賀存剛剛進房就跟她說了,一會若是起了沖突,她就往下面跑,這個事情知道的人越多越好。
眼見着焦琴跑了,周桂雲氣得發抖,這個便宜兒子居然敢攔她!還說她做得不對!?
她尖叫起來,不停的拉扯被賀存抓住的掃帚:“賀存,你心裏是沒有我這個媽了嗎?你長大了,有了媳婦忘了娘是不是!?”
賀存故意松開了手,周桂雲馬上把掃帚奪了過去,她實在氣不過,掄起掃帚柄就往他身上招呼。
因為心裏憤怒,周桂雲每一下都是使了力氣的,但賀存身子靈活,她掄了七八下,一下沒打着。
周桂雲怎麽會就這樣罷休,她扔了掃帚,拿起門後面的長柄鐵絲耙,猛的就朝賀存臉門耙過去。
賀存故意躲偏,鐵絲刮過腦門,留下三道口子,很快,血液便順着臉頰流了下來。
傷口不深,但是這時候是夜晚,賀存目光呆滞、滿臉鮮血,格外的吓人。周桂雲被吓着了,顫抖着松開了手裏的鐵絲耙,後面進來的賀樟、賀重禮看到這個畫面,也愣在了門口。
“這是做什麽?”随着賀平舟一聲喊,焦琴推開堵在門口的兩個人就跑進了屋裏。
賀存還在傻站着,見到焦琴的那一刻,突然就一下栽倒在地。
跟着賀平舟前來的,還有他兩個小兒子賀百命和賀來命,兩人一看賀存滿臉的血,一時間也分辨不出他的傷勢,一個背一個扶,在焦琴的哭喊聲中,匆忙送往了村東的赤腳醫生王婆子那裏。
焦琴剛剛是為了故意誇大場面,才說周桂雲想打死人,沒想到才幾分鐘的功夫,賀存就滿臉是血,她何時見過這種場面,現在怕的不得了。
“賀存,你還好嗎?不要吓我。”她跟着賀百命一起往村東走,忍不住拉住丈夫的手:“你堅持住,我們馬上送你去止血,你會沒事的。”
賀存輕輕反過手來,捏了一下她的掌心,算是回答。
焦琴的眼淚還挂在臉上,當下心裏明了,卻仍然心疼不已。
這兩天,賀家是個什麽情況,她一清二楚,賀存在家裏,一直是忍受剝削壓迫的那一個,她心裏暗暗有了主意,明天回了娘家,她要跟娘家人說一說這個事,早點把家分了才好。

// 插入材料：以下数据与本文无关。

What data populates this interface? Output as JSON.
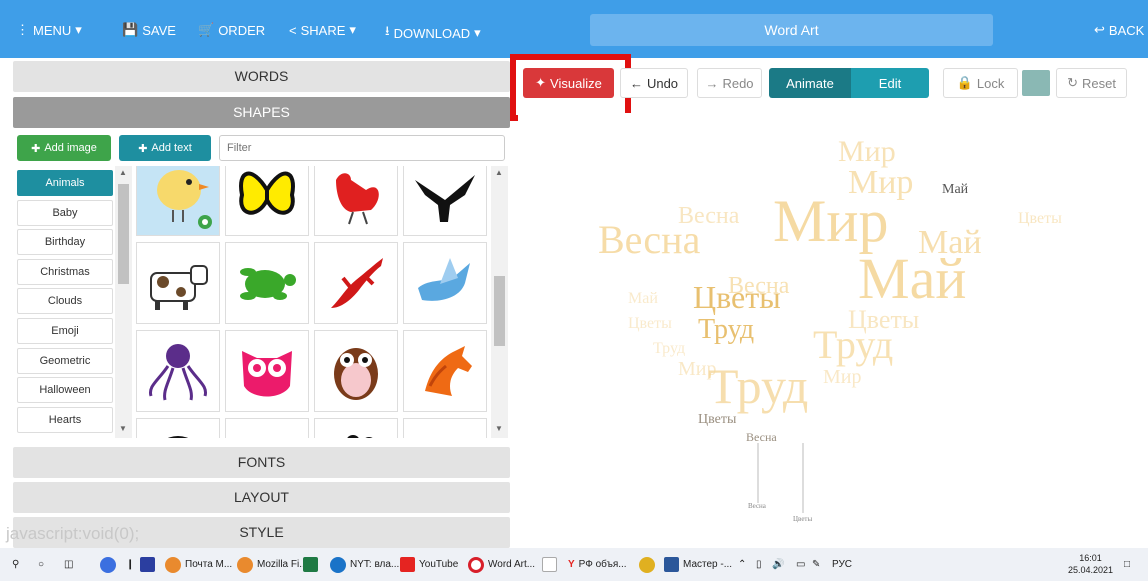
{
  "topbar": {
    "menu_label": "MENU",
    "save_label": "SAVE",
    "order_label": "ORDER",
    "share_label": "SHARE",
    "download_label": "DOWNLOAD",
    "title": "Word Art",
    "back_label": "BACK",
    "background_color": "#3f9ee8"
  },
  "left_panel": {
    "sections": {
      "words": "WORDS",
      "shapes": "SHAPES",
      "fonts": "FONTS",
      "layout": "LAYOUT",
      "style": "STYLE"
    },
    "add_image_label": "Add image",
    "add_text_label": "Add text",
    "filter_placeholder": "Filter",
    "categories": [
      "Animals",
      "Baby",
      "Birthday",
      "Christmas",
      "Clouds",
      "Emoji",
      "Geometric",
      "Halloween",
      "Hearts"
    ],
    "selected_category": "Animals",
    "shapes": [
      "chick",
      "butterfly",
      "rooster",
      "eagle",
      "cow",
      "turtle",
      "lizard",
      "dove",
      "octopus",
      "owl-pink",
      "owl",
      "horse",
      "ladybug",
      "fox",
      "paw",
      "bird"
    ],
    "selected_shape": "chick"
  },
  "toolbar": {
    "visualize_label": "Visualize",
    "undo_label": "Undo",
    "redo_label": "Redo",
    "animate_label": "Animate",
    "edit_label": "Edit",
    "lock_label": "Lock",
    "reset_label": "Reset",
    "swatch_color": "#8ab8b4",
    "highlight_color": "#e01010"
  },
  "canvas": {
    "words": [
      "Мир",
      "Май",
      "Весна",
      "Труд",
      "Цветы"
    ],
    "word_color": "#f5d79a"
  },
  "status_bar": {
    "link_text": "javascript:void(0);"
  },
  "taskbar": {
    "items": [
      "Почта M...",
      "Mozilla Fi...",
      "NYT: вла...",
      "YouTube",
      "Word Art...",
      "РФ объя...",
      "Мастер -..."
    ],
    "lang": "РУС",
    "time": "16:01",
    "date": "25.04.2021"
  }
}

這邊馬不停蹄的去處理傷口,賀家那邊,周桂雲被賀平舟訓了一頓後,仍然坐在房間的地上沒有起來。
賀重禮去送賀平舟回家,賀樟把周桂雲從地上扶起來,等她在凳子上坐下了,手腳還仍然顫抖不已。
周桂雲抓住賀樟的手,喃喃道:“不會有什麽事吧?當家的,我不會殺人了吧?”
賀樟比她冷靜得多:“放心,一個鐵絲耙弄不死人。”
安慰歸安慰,他心裏也有氣:“你怎麽這麽沉不下性子,不就一點蜜餞、麻花嗎?你至于動手打人嗎?現在好了,竹籃打水一場空,還讓別人看了笑話。”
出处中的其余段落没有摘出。